Covanta's Q3 results in line with expectations; refinancing announced

By Lisa Kerner

Charlotte, N.C., Oct. 18 - Covanta Holding Corp.'s third quarter "is filled with activity," including establishing and renewing contracts, chief financial officer Sanjiv Khattri said during the company's earnings call on Thursday.

While revenues declined about 5%, adjusted EBITDA and earnings per share were in line with expectations, Khattri said.

On Wednesday, Covanta announced plans to issue $300 million of new tax-exempt bonds to refinance existing tax-exempt project bonds at its Haverhill, Niagara and SEMASS facilities, as well as to fund certain capital expenditures in Massachusetts.

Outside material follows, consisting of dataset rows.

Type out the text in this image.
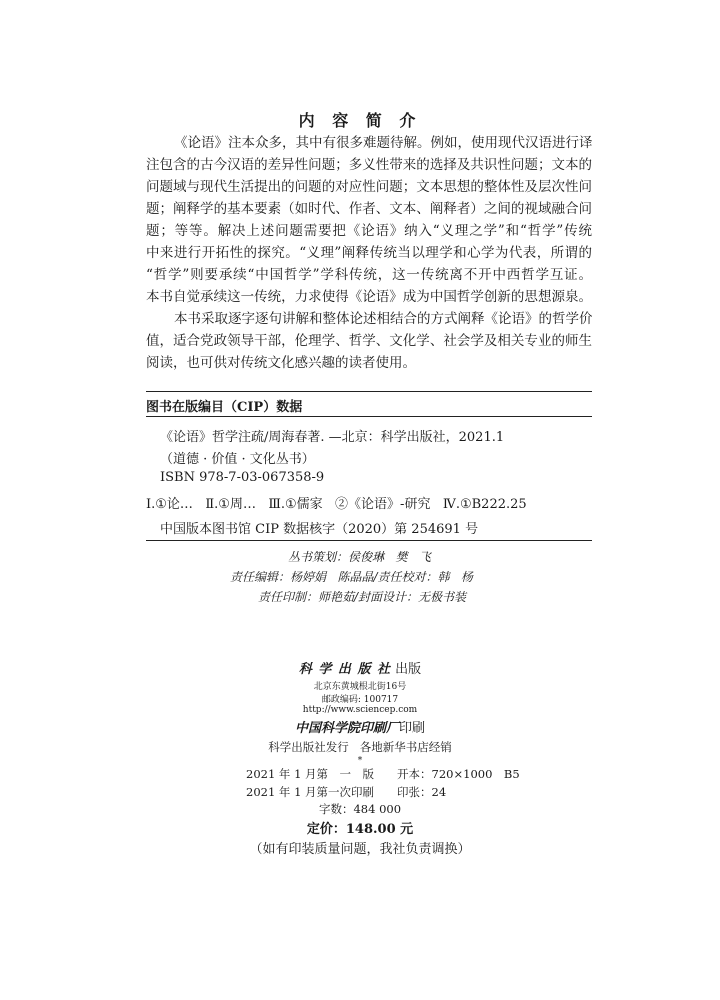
内 容 简 介
《论语》注本众多，其中有很多难题待解。例如，使用现代汉语进行译
注包含的古今汉语的差异性问题；多义性带来的选择及共识性问题；文本的
问题域与现代生活提出的问题的对应性问题；文本思想的整体性及层次性问
题；阐释学的基本要素（如时代、作者、文本、阐释者）之间的视域融合问
题；等等。解决上述问题需要把《论语》纳入“义理之学”和“哲学”传统
中来进行开拓性的探究。“义理”阐释传统当以理学和心学为代表，所谓的
“哲学”则要承续“中国哲学”学科传统，这一传统离不开中西哲学互证。
本书自觉承续这一传统，力求使得《论语》成为中国哲学创新的思想源泉。
本书采取逐字逐句讲解和整体论述相结合的方式阐释《论语》的哲学价
值，适合党政领导干部，伦理学、哲学、文化学、社会学及相关专业的师生
阅读，也可供对传统文化感兴趣的读者使用。
图书在版编目（CIP）数据
《论语》哲学注疏/周海春著. —北京：科学出版社，2021.1
（道德 · 价值 · 文化丛书）
ISBN 978-7-03-067358-9
Ⅰ.①论…   Ⅱ.①周…   Ⅲ.①儒家   ②《论语》-研究   Ⅳ.①B222.25
中国版本图书馆 CIP 数据核字（2020）第 254691 号
丛书策划：侯俊琳   樊   飞
责任编辑：杨婷娟   陈晶晶/责任校对：韩   杨
责任印制：师艳茹/封面设计：无极书装
科 学 出 版 社 出版
北京东黄城根北街16号
邮政编码: 100717
http://www.sciencep.com
中国科学院印刷厂印刷
科学出版社发行   各地新华书店经销
*
2021 年 1 月第　一　版　　开本：720×1000　B5
2021 年 1 月第一次印刷　　印张：24
字数：484 000
定价：148.00 元
（如有印装质量问题，我社负责调换）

The bonds will have extended maturities up to 30 years, based on several factors, including "investor appetite," said Khattri.

Additional details will be announced when the unsecured bonds are priced.

The transaction is slated to close during the fourth quarter of 2012.

Share buybacks

Covanta returned $45 million to shareholders during the quarter, consisting of $20 million of cash dividends declared and $25 million of share repurchases, or 1.1% of outstanding common stock.

Year to date, the company has returned $146 million to shareholders in the form of $61 million of dividends declared and $85 million of shares repurchased, or 3.8% of common stock outstanding.

As of Sept. 30, Covanta had $90 million of share repurchase authorization remaining.

Khattri said Covanta has returned $750 million to shareholders in the last three years, but is not putting pressure on its strong balance sheet to continue to do so.

The company has "significant dry powder for new potential uses," he said.

Financial highlights

Covanta reported third-quarter revenue of $412 million versus $432 million in the prior-year period.

Adjusted EBITDA for the period was $150 million, down slightly from $153 million a year ago.

The Morristown, N.J.-based waste-to-energy company had free cash flow of $111 million, a $4 million improvement from the same period in 2011.

Adjusted earnings per share were flat at $0.25.

Chief executive officer Tony Orlando said third-quarter results were in line with expectations. Covanta expects to meet its full-year guidance at the lower end.

Despite a challenging organic growth environment, Orlando said that Covanta is intent on growing its bottom line now and in the years to come.